Random-variate generation: This chapter explains how to generate random variates that follow a given probability distribution. It covers topics such as inverse transform technique, acceptance-rejection technique, special techniques for specific distributions, etc.
Input modeling: This chapter discusses how to select and fit probability distributions to represent the input data of a simulation model. It covers topics such as data collection and summary, goodness-of-fit tests, parameter estimation methods, etc.
Verification and validation of simulation models: This chapter discusses how to ensure that a simulation model is correct and credible. It covers topics such as verification techniques, validation techniques, face validity, sensitivity analysis, etc.
Output analysis for a single model: This chapter discusses how to analyze the output data generated by a single simulation run or multiple independent runs. It covers topics such as types of output data, terminating and steady-state simulations, point and interval estimation, output analysis for terminating simulations, output analysis for steady-state simulations, etc.

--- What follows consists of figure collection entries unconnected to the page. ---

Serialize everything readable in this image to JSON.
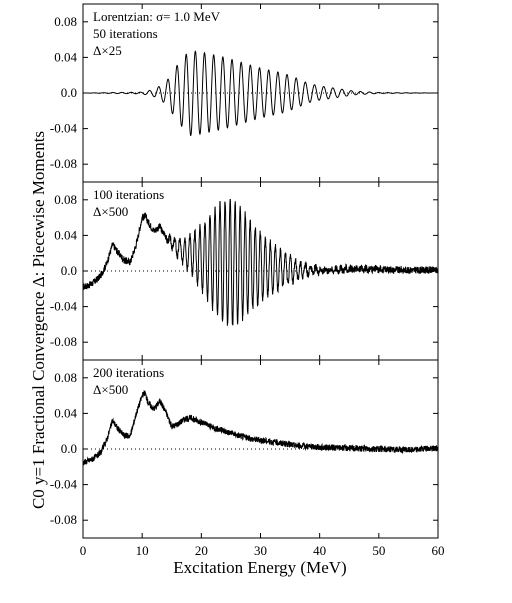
{
  "chart_data": {
    "type": "line",
    "xlabel": "Excitation Energy (MeV)",
    "ylabel": "C0 y=1 Fractional Convergence Δ: Piecewise Moments",
    "xlim": [
      0,
      60
    ],
    "xticks": [
      0,
      10,
      20,
      30,
      40,
      50,
      60
    ],
    "xtick_labels": [
      "0",
      "10",
      "20",
      "30",
      "40",
      "50",
      "60"
    ],
    "zero_line": "dotted",
    "panels": [
      {
        "ylim": [
          -0.1,
          0.1
        ],
        "yticks": [
          "0.08",
          "0.04",
          "0.0",
          "-0.04",
          "-0.08"
        ],
        "annotations": [
          "Lorentzian: σ= 1.0 MeV",
          "50 iterations",
          "Δ×25"
        ],
        "series": [
          {
            "kind": "oscillation",
            "envelope": {
              "x": [
                0,
                10,
                12,
                14,
                16,
                18,
                20,
                22,
                24,
                26,
                28,
                30,
                32,
                34,
                36,
                38,
                40,
                42,
                44,
                46,
                50,
                60
              ],
              "y": [
                0,
                0.001,
                0.004,
                0.012,
                0.032,
                0.048,
                0.046,
                0.043,
                0.04,
                0.036,
                0.032,
                0.028,
                0.025,
                0.022,
                0.017,
                0.011,
                0.008,
                0.006,
                0.004,
                0.002,
                0.0005,
                0
              ]
            },
            "period_mev": 1.55,
            "noise": 0
          }
        ]
      },
      {
        "ylim": [
          -0.1,
          0.1
        ],
        "yticks": [
          "0.08",
          "0.04",
          "0.0",
          "-0.04",
          "-0.08"
        ],
        "annotations": [
          "100 iterations",
          "Δ×500"
        ],
        "series": [
          {
            "kind": "oscillation",
            "baseline": {
              "x": [
                0,
                1,
                2,
                3,
                4,
                5,
                6,
                7,
                8,
                9,
                10,
                10.5,
                11,
                12,
                13,
                14,
                16,
                18,
                20,
                22,
                24,
                26,
                28,
                30,
                32,
                34,
                36,
                38,
                40,
                45,
                50,
                55,
                60
              ],
              "y": [
                -0.018,
                -0.016,
                -0.012,
                -0.005,
                0.008,
                0.03,
                0.02,
                0.012,
                0.01,
                0.03,
                0.06,
                0.062,
                0.055,
                0.045,
                0.05,
                0.038,
                0.025,
                0.02,
                0.015,
                0.012,
                0.01,
                0.008,
                0.006,
                0.004,
                0.003,
                0.002,
                0.001,
                0.001,
                0.001,
                0.002,
                0.002,
                0.001,
                0.001
              ]
            },
            "envelope": {
              "x": [
                0,
                13,
                15,
                17,
                19,
                21,
                23,
                25,
                27,
                29,
                31,
                33,
                35,
                37,
                40,
                60
              ],
              "y": [
                0,
                0,
                0.005,
                0.015,
                0.028,
                0.045,
                0.065,
                0.072,
                0.06,
                0.045,
                0.032,
                0.022,
                0.015,
                0.008,
                0.002,
                0
              ]
            },
            "period_mev": 0.85,
            "noise": 0.004
          }
        ]
      },
      {
        "ylim": [
          -0.1,
          0.1
        ],
        "yticks": [
          "0.08",
          "0.04",
          "0.0",
          "-0.04",
          "-0.08"
        ],
        "annotations": [
          "200 iterations",
          "Δ×500"
        ],
        "series": [
          {
            "kind": "noisy",
            "baseline": {
              "x": [
                0,
                1,
                2,
                3,
                4,
                5,
                6,
                7,
                8,
                9,
                10,
                10.5,
                11,
                12,
                13,
                14,
                15,
                16,
                17,
                18,
                19,
                20,
                22,
                24,
                26,
                28,
                30,
                32,
                34,
                36,
                40,
                45,
                50,
                55,
                60
              ],
              "y": [
                -0.015,
                -0.013,
                -0.01,
                -0.004,
                0.01,
                0.032,
                0.022,
                0.015,
                0.015,
                0.04,
                0.06,
                0.063,
                0.052,
                0.045,
                0.054,
                0.042,
                0.025,
                0.028,
                0.033,
                0.035,
                0.033,
                0.03,
                0.024,
                0.02,
                0.016,
                0.012,
                0.01,
                0.008,
                0.006,
                0.004,
                0.002,
                0.001,
                0.0,
                -0.001,
                0.001
              ]
            },
            "noise": 0.0035
          }
        ]
      }
    ]
  }
}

Comparison and evaluation of alternative system designs: This chapter discusses how to use simulation to compare and evaluate different system designs or policies. It covers topics such as comparison of two systems by confidence intervals, comparison of several systems by ranking and selection, comparison of several systems by multiple comparisons with the best, metamodeling, optimization via simulation, etc.
The book also includes several pedagogical features and resources that enhance the learning experience of the readers. These include:
Learning objectives: Each chapter begins with a list of learning objectives that summarize the main topics and skills covered in the chapter.